Among those who said they would seek another two-year term are three staunch allies of Mayor Steve Noble. Lynn Eckert (D-Ward 1) and Douglas Koop (D-Ward 2) ran on Noble “One Kingston” ticket in 2015 and have proved loyal allies since taking office. A third, Rennie Scott-Childress (D-Ward 3), was appointed to his post by Noble following the resignation of One Kingston candidate Brad Will following a censure by the city’s ethics board. Together, the three have been the most vocal defenders of Noble’s progressive, environmentally minded governing style. They also provided unwavering support during some of the most controversial issues on Noble’s first term, including efforts to block a proposed indoor shooting range in Midtown and a memorializing resolution to declare Kingston a “sanctuary city” for undocumented immigrants. Eckert and Scott-Childress said they planned to seek another term on the council. Koop said that he “stood ready” to serve another term but would await the outcome of the upcoming Democratic convention.

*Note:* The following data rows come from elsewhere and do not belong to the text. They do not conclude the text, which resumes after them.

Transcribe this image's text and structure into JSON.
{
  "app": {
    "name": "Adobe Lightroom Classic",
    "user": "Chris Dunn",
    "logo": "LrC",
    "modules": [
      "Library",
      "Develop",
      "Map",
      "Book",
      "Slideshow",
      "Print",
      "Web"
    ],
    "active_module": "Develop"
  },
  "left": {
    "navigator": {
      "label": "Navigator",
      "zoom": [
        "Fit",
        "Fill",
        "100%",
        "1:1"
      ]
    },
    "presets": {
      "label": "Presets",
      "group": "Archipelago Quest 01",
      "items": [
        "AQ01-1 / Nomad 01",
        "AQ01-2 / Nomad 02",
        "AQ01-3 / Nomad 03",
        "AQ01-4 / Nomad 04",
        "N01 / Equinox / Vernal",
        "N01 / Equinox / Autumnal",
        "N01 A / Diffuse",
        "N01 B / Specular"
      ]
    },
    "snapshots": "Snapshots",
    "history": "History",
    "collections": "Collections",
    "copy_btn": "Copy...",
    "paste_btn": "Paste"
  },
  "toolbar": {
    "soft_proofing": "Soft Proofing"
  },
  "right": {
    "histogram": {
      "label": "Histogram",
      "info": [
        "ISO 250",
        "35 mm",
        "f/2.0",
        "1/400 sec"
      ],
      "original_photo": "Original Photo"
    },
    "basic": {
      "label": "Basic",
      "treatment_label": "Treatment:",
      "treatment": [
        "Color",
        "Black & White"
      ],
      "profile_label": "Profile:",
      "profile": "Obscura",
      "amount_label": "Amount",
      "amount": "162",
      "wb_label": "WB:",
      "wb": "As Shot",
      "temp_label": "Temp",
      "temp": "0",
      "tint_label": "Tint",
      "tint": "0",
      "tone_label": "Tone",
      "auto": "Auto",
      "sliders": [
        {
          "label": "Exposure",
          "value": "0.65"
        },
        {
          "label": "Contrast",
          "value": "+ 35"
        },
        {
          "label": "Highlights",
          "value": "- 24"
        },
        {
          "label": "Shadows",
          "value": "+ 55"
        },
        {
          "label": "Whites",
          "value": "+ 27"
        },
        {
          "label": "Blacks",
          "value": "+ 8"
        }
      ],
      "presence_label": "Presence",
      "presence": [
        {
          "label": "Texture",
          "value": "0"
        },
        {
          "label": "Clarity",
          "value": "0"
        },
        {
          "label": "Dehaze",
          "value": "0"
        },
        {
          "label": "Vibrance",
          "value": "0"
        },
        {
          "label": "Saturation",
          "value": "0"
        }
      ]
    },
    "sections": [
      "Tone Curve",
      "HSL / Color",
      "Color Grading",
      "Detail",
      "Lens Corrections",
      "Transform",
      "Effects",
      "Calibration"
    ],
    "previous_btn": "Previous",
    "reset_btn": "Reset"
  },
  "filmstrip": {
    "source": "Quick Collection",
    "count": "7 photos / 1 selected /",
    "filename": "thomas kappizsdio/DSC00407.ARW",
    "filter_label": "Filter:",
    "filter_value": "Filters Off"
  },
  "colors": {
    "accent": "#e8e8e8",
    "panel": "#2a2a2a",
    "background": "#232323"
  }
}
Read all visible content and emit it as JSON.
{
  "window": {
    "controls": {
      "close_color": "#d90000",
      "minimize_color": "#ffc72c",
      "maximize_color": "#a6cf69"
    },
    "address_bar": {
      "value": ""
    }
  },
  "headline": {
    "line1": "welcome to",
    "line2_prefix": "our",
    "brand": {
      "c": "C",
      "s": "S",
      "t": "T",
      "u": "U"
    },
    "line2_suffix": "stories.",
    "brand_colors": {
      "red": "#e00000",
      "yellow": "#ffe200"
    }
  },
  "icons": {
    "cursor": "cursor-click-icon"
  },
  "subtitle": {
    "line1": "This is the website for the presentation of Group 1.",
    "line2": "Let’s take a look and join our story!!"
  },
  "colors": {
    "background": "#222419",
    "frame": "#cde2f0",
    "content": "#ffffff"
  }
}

Nina Dawson (D-Ward 4) also said she would seek a third term on the Common Council. Dawson, who ran with backing from former mayor Shayne Gallo has been a skeptical voice on the council regarding many of Noble’s proposals. Dawson, Maryann Mills (D-Ward 7) and Deborah Brown (R-Ward 9), have formed the opposition in a number of 6-3 votes on Noble’s initiatives. Mills and Brown, the council’s sole Republican, did not respond to emails seeking comment on their re-election plans, nor did council Majority Leader Bill Carey (D-Ward 5). Tony Davis (D-Ward 6) who was appointed by Gallo to fill a vacancy in 2015 and went on to win a full term later that year, also said he would seek re-election.
In Ward 8, Schabot’s announcement that he would seek another term representing Ponckhockie and the Rondout sets up a potential Democratic primary in the ward. Schabot, a longtime head of the city’s volunteer parks and recreation committee, has been a relatively quiet presence on the council since winning election in 2013. He will face a challenge from Burke, a 32-year-old student of public administration at SUNY Albany. Burke serves on the city’s volunteer community development advisory committee. She’s also a co-founder of the Rondout Gardens Tenants Association and has been an advocate for residents of the Kingston Housing Authority complex.
Democrats have had a virtual lock on all aspects of city government in recent years. Brown is currently the only Republican on the Common Council while Democrats hold all three Kingston seats in the county legislature. With a widening party enrollment disadvantage compared to Democrats and an undermanned city committee, Kingston Republicans have struggled to field competitive candidates, or even a full slate in the past few elections. Kingston Republican Committee Chairman Joseph Ingarra was unavailable for comment regarding the party’s plans for the upcoming elections.